I'm not sure what you mean by "modifying the kernel clock".  The kernel
clock always runs on some frequency source.  Typically it's derived
from the cheap 24 MHz crystal that clocks the SoC, sometimes after
being scaled up to 66 MHz by a phase-fractional PLL within the SoC.  I
arranged to use a very stable nearly-drift-free frequency source
instead of a cheap crystal for counting time in the kernel.

The kernel clock has nothing to do with usb, including polling
intervals; the usb controller hardware handles that, and the root
source clock for that is the cheap 24 MHz crystal.

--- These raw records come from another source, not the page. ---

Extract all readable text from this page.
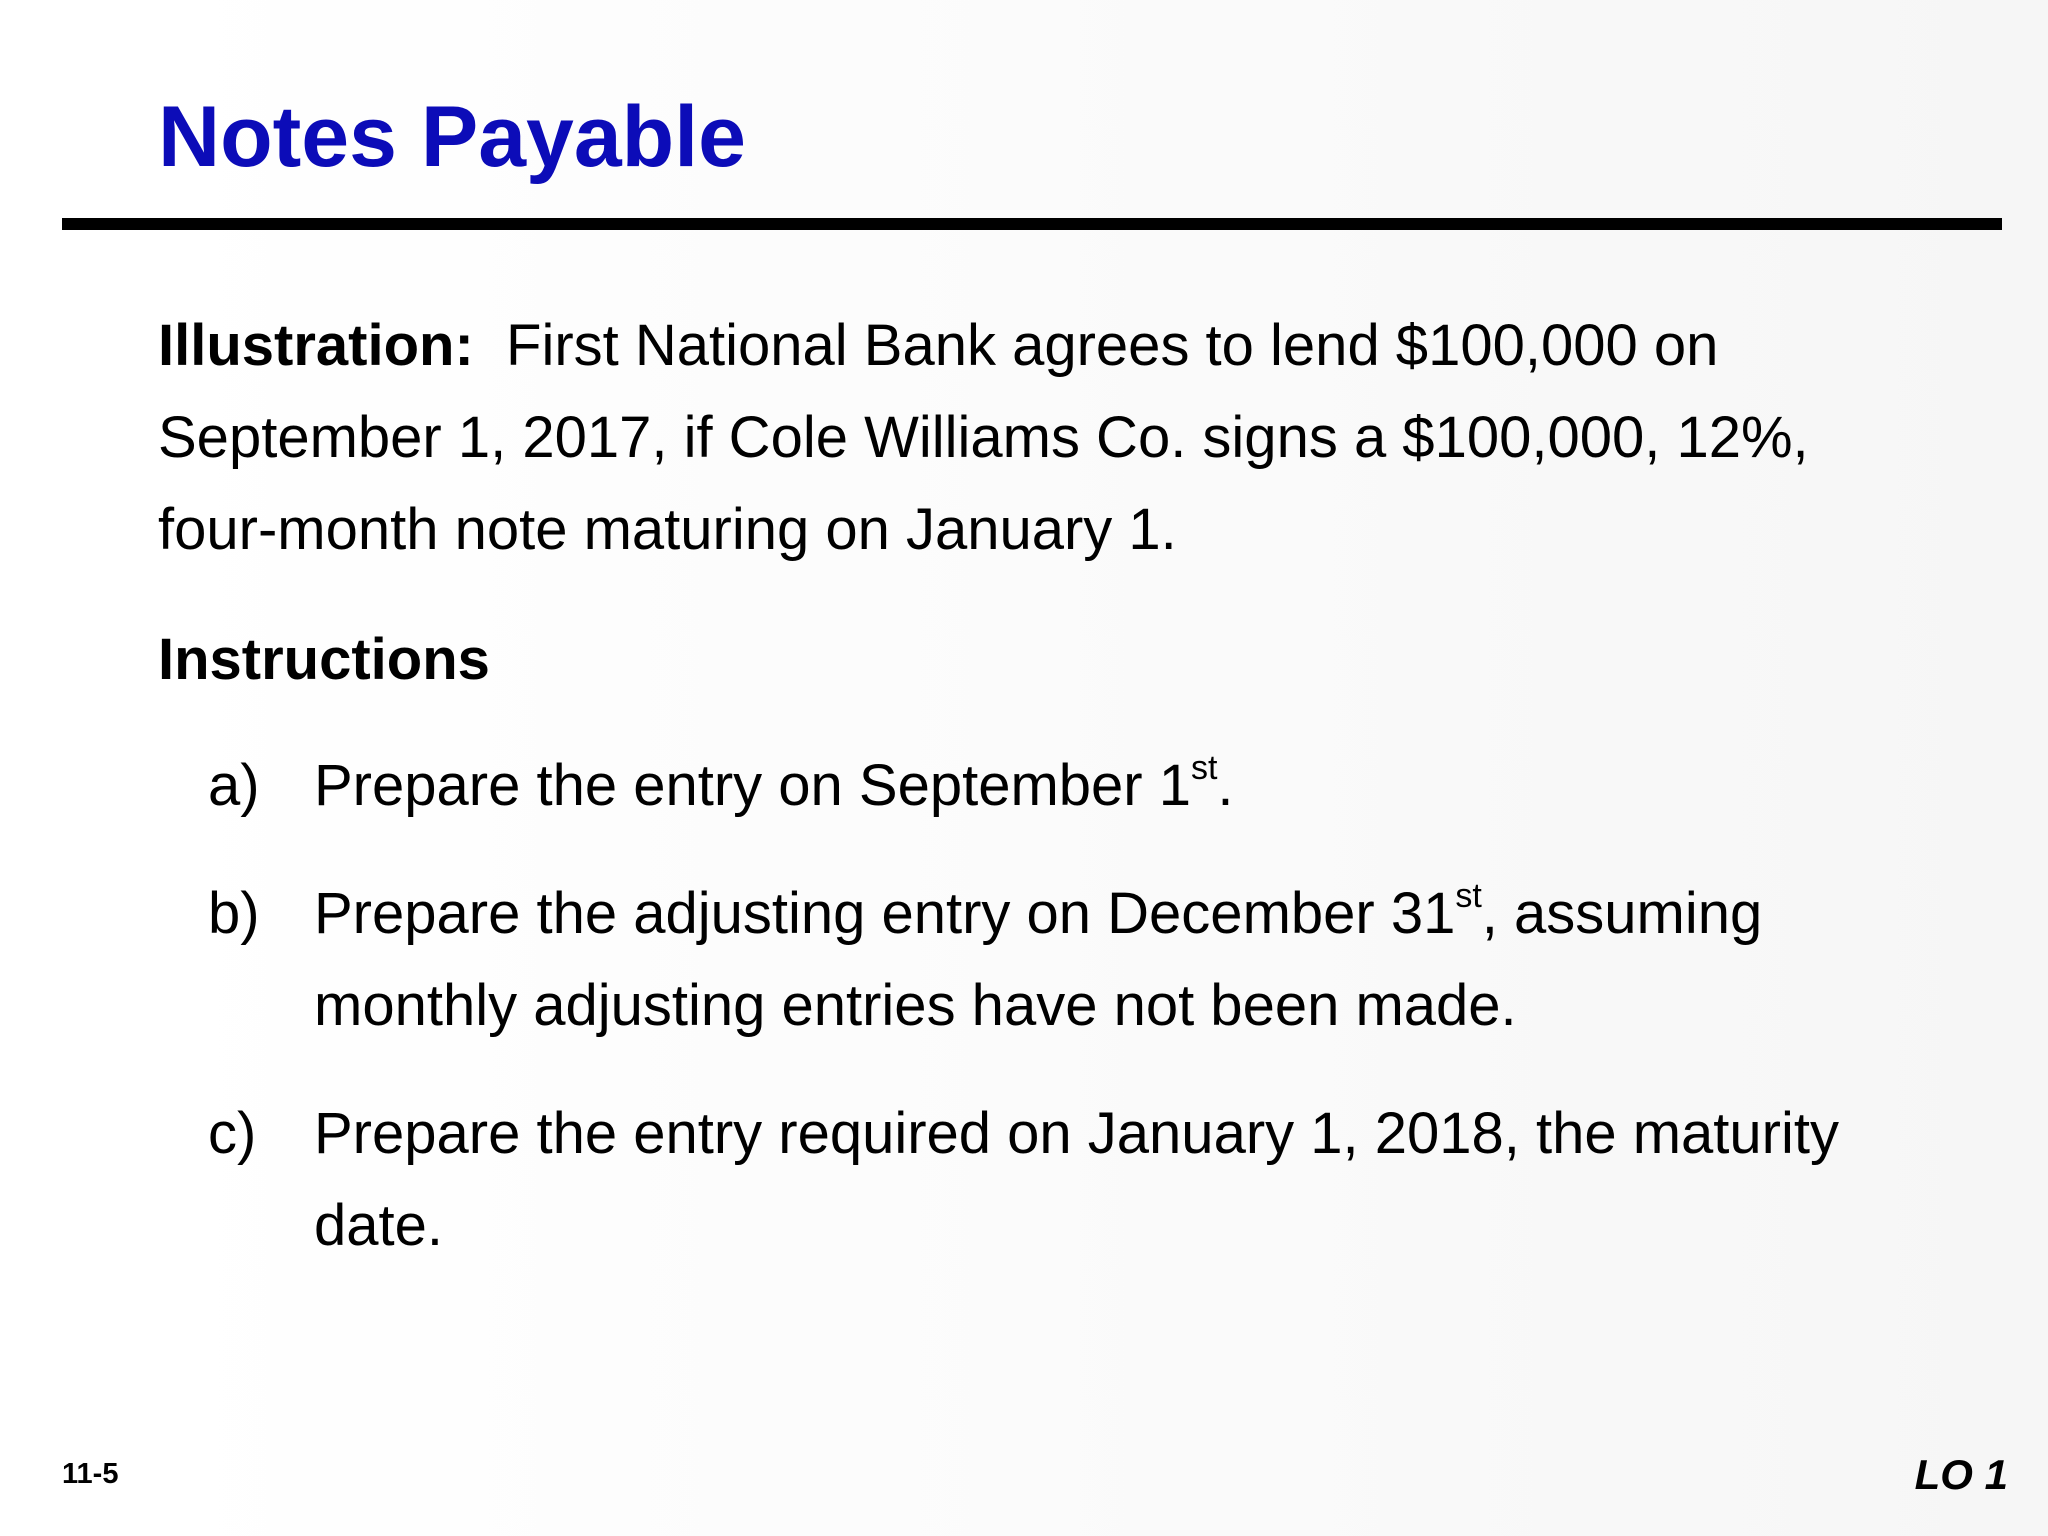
Notes Payable

Illustration: First National Bank agrees to lend $100,000 on September 1, 2017, if Cole Williams Co. signs a $100,000, 12%, four-month note maturing on January 1.

Instructions
a) Prepare the entry on September 1st.
b) Prepare the adjusting entry on December 31st, assuming monthly adjusting entries have not been made.
c) Prepare the entry required on January 1, 2018, the maturity date.
11-5	LO 1
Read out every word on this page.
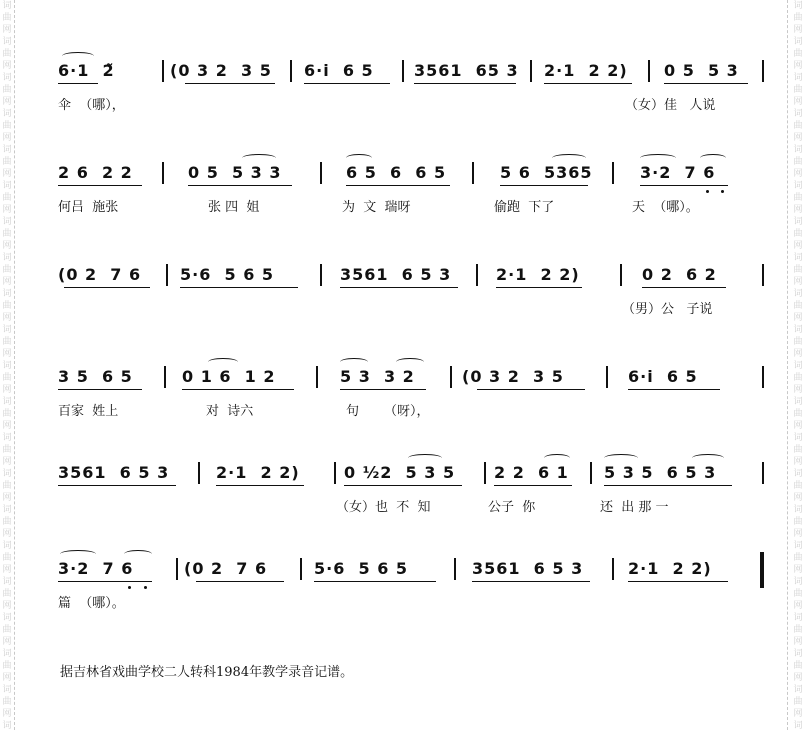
词
曲
网
词
曲
网
词
曲
网
词
曲
网
词
曲
网
词
曲
网
词
曲
网
词
曲
网
词
曲
网
词
曲
网
词
曲
网
词
曲
网
词
曲
网
词
曲
网
词
曲
网
词
曲
网
词
曲
网
词
曲
网
词
曲
网
词
曲
网
词
词
曲
网
词
曲
网
词
曲
网
词
曲
网
词
曲
网
词
曲
网
词
曲
网
词
曲
网
词
曲
网
词
曲
网
词
曲
网
词
曲
网
词
曲
网
词
曲
网
词
曲
网
词
曲
网
词
曲
网
词
曲
网
词
曲
网
词
曲
网
词
6·1  2̃	(0 3 2  3 5 6·i  6 5	3561  65 3 2·1  2 2) 0 5  5 3
伞  （哪），	（女）佳   人说
2 6  2 2	0 5  5 3 3	6 5  6  6 5	5 6  5365	3·2  7 6
何吕  施张	张 四  姐	为  文  瑞呀	偷跑  下了	天  （哪）。
(0 2  7 6 5·6  5 6 5	3561  6 5 3	2·1  2 2)	0 2  6 2
（男）公   子说
3 5  6 5	0 1 6  1 2	5 3  3 2	(0 3 2  3 5	6·i  6 5
百家  姓上	对  诗六	句 （呀），
3561  6 5 3	2·1  2 2)	0 ½2  5 3 5 2 2  6 1 5 3 5  6 5 3
（女）也  不  知	公子  你	还  出 那 一
3·2  7 6	(0 2  7 6	5·6  5 6 5	3561  6 5 3	2·1  2 2)
篇  （哪）。
据吉林省戏曲学校二人转科1984年教学录音记谱。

I think people are massively confused by usb.  A usb 2.0 bus runs at
480MHz.  That means the time to transmit a packet describing a usb
serial pin-change event takes literally a dozen or so nanoseconds.  The
time it takes to transmit an entire sector of disk data is 2
microseconds; even if continuous disk data is flowing, the usb serial
adapter gets its round-robin opportunity to send a packet on the bus in
between them.   A USB 2.0 bus spends most of its time idle.  The
devices on the bus are polled, but the polling happens in time slots
that are 125 microseconds wide.  There's just no reason for a lot of
jitter or latency.  

I'm not on a crusade to change the minds of people who make judgements
based on gut feelings and reject objective measurements.  I put the
measurements out there, and I described the measurement methodology. 
(Precision timing is what I do for a living, btw.)  I'm perfectly
willing to explain the methodology in more detail or help interpret the
results, but I'm not going to butt heads with people who just reject
data they don't like for emotional reasons.